On 2 July 1944, the Imperial Japanese Navy Aviation Bureau of the Ministry of the Navy directed the Kawanishi Aircraft Company to commence work on what would become the Kawanishi Baika. To support this endeavour, Kawanishi subsidised studies conducted by the Aeronautical Institute of the Tokyo Imperial University. According to the historian William Wolf, the Baika, being intended as a pulsejet-powered kamikaze aircraft, had been envisioned as the replacement for the rocket-powered Yokosuka MXY-7 Ohka as well as the turbojet-powered Nakajima Kikka. On 5 August 1945, at a conference held at the university attended by Kawanishi's senior designers and ranking officials of the IJN, the Baika was selected over a competing proposal, the Model 43B Okha, which had been dismissed as being too complex for mass production, especially due to its use of the Ishikawajima Ne-20 turbojet engine, which had been prioritised for the Kikka fighter. Consequently, Kawanishi received an order for a single prototype and ten twin-seat trainer aircraft, which were to be delivered during the following month. Furthermore, the finalised design was to be completed in October 1945 and mass production of the type to commence that same month.

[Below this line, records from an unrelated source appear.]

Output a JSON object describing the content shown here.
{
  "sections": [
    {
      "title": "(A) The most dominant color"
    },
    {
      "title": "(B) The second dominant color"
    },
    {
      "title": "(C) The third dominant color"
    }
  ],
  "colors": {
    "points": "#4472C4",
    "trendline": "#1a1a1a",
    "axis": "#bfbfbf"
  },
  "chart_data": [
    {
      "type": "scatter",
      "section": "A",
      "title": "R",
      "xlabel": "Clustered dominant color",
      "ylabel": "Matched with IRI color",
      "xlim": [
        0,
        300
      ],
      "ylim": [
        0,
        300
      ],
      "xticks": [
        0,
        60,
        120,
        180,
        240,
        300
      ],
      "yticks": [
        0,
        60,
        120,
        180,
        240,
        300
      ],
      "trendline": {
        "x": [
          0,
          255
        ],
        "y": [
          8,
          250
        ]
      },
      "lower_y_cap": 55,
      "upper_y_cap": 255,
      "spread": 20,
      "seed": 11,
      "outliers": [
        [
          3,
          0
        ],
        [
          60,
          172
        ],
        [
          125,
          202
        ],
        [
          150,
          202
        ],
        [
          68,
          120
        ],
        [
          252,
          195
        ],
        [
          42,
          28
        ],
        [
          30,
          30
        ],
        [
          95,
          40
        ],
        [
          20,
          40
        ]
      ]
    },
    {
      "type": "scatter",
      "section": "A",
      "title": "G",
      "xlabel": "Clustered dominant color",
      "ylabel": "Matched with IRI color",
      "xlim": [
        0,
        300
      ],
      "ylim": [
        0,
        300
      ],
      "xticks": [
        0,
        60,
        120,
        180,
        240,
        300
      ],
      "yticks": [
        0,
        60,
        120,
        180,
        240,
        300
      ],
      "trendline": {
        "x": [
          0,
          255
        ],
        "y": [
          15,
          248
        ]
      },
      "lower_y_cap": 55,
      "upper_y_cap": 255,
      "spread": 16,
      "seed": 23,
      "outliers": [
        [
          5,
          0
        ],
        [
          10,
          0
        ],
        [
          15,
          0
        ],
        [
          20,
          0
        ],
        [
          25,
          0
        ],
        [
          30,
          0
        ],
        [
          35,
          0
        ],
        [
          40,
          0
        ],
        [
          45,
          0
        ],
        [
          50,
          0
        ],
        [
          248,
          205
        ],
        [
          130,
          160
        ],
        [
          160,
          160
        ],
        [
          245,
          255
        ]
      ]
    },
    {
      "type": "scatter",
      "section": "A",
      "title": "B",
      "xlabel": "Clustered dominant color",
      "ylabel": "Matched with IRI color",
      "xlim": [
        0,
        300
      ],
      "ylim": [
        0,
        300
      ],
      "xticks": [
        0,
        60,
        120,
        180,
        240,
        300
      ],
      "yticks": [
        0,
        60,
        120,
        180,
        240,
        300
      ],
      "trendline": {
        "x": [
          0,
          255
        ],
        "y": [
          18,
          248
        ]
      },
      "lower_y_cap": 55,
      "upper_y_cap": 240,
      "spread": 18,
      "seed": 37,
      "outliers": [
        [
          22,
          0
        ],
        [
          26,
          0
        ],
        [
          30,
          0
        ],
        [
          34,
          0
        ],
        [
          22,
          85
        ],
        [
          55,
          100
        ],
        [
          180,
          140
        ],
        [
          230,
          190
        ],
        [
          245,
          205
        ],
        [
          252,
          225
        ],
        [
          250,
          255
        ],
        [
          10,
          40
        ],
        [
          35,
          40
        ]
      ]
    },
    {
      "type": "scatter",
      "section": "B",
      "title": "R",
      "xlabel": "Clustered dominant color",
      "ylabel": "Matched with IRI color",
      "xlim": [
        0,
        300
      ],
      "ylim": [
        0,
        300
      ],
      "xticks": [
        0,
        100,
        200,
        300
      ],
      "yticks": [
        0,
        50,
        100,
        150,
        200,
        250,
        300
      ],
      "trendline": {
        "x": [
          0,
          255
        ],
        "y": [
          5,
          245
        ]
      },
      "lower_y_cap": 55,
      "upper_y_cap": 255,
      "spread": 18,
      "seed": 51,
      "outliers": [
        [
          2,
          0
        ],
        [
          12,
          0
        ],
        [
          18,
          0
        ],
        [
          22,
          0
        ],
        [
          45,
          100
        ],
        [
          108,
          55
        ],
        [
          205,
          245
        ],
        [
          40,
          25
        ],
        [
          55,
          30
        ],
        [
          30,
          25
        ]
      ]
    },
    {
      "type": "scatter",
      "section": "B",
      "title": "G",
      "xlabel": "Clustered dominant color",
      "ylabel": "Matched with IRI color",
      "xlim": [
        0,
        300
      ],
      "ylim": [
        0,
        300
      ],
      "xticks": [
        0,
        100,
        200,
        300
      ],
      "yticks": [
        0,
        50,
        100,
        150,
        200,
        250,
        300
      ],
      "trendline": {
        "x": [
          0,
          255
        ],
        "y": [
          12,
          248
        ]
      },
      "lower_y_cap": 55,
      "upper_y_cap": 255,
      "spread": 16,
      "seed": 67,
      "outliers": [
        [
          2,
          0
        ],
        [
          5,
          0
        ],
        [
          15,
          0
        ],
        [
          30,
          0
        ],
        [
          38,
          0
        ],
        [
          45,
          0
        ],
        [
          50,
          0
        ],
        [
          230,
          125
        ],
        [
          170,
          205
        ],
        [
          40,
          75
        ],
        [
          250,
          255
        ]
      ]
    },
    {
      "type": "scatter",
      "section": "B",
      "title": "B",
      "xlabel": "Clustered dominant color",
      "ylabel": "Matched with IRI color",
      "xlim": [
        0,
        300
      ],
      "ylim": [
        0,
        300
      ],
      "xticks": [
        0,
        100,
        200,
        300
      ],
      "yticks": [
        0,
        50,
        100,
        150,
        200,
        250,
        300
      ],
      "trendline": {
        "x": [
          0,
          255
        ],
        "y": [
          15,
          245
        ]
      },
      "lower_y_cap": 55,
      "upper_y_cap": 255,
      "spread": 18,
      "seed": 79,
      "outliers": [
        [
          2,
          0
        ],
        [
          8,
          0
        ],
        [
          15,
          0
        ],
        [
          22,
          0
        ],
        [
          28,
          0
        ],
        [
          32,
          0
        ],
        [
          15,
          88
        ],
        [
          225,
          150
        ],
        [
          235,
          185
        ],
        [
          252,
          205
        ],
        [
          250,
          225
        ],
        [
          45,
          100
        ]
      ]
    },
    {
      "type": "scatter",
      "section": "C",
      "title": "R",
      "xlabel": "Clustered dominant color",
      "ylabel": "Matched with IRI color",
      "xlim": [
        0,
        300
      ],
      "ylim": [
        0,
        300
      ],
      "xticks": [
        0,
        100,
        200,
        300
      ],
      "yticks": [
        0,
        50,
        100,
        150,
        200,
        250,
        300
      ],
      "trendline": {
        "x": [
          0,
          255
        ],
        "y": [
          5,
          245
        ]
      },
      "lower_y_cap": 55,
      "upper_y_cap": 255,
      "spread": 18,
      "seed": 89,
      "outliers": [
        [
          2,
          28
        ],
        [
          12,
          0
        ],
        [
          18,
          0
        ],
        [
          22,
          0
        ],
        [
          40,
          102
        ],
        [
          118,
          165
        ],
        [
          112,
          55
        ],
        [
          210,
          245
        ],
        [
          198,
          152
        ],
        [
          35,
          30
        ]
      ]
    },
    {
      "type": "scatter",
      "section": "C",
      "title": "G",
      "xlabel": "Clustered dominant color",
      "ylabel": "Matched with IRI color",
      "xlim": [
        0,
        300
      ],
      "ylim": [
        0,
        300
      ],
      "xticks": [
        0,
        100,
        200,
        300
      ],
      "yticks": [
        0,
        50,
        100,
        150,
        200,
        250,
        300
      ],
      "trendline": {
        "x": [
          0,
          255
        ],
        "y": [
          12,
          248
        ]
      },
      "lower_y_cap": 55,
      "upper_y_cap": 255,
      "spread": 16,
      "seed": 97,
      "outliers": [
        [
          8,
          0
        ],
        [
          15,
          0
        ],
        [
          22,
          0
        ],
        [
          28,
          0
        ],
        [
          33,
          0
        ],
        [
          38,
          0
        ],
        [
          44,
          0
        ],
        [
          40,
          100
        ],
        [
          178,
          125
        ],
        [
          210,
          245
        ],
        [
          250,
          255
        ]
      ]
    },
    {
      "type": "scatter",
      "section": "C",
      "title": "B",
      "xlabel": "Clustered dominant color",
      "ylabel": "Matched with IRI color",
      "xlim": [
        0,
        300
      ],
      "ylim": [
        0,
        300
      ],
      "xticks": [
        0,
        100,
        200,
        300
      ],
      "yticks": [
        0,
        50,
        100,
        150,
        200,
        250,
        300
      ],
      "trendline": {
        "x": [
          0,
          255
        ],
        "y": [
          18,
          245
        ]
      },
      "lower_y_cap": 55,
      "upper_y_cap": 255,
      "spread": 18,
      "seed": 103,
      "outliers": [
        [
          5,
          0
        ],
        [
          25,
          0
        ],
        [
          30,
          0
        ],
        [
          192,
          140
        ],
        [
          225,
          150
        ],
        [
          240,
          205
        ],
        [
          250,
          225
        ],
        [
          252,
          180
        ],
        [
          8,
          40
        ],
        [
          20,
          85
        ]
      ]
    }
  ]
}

The Baika visually resembled the Fi 103R Reichenberg. As a result of the Japan's declining military position and the Allied bombing campaign having targeted Japanese industrial locations, various materials were in short supply; accordingly, decision makers had stipulated that the Baika would be manufactured using the highest proportion of non-critical materials as was feasible to achieve. The design was also to be straightforward, to the extent that unskilled labourers would be able to produce most of the airframe at austere dispersed workshops if required. On 8 August 1945, a team of 60 designers at Kawanishi were scheduled to start on the production documentation for the Baika. This process was delayed, no more than ten engineers had arrived to work prior to 15 August 1945, the date on which the Surrender of Japan was issued. Consequently, the Baika project was put on hold before it ever progressed beyond the design stage or finalised the production specifics.

==Variants==
- Type I
Pulsejet intake located above and behind the cockpit, droppable landing gear. Intended for conventional take off on own power (possibly with the help of droppable rocket boosters).
- Type II
Similar to Type I, but with pulsejet moved forwards, no landing gear. Intended for submarine launch.
- Type III
Pulsejet mounted ventrally, no landing gear. Presumably, this version was intended to be air-launched by medium bombers such as the Mitsubishi G4M, Nakajima G8N or Yokosuka P1Y.

The currently accepted illustrations of the Baika come from the 1953 published book Koku Gijutsu No Zenbo in which Technical Commander Iwaya (the man who brought the Me 163 and BMW 003 info to Japan) provided drawings of all three versions of the Baika with all versions shown with tricycle landing gear in place.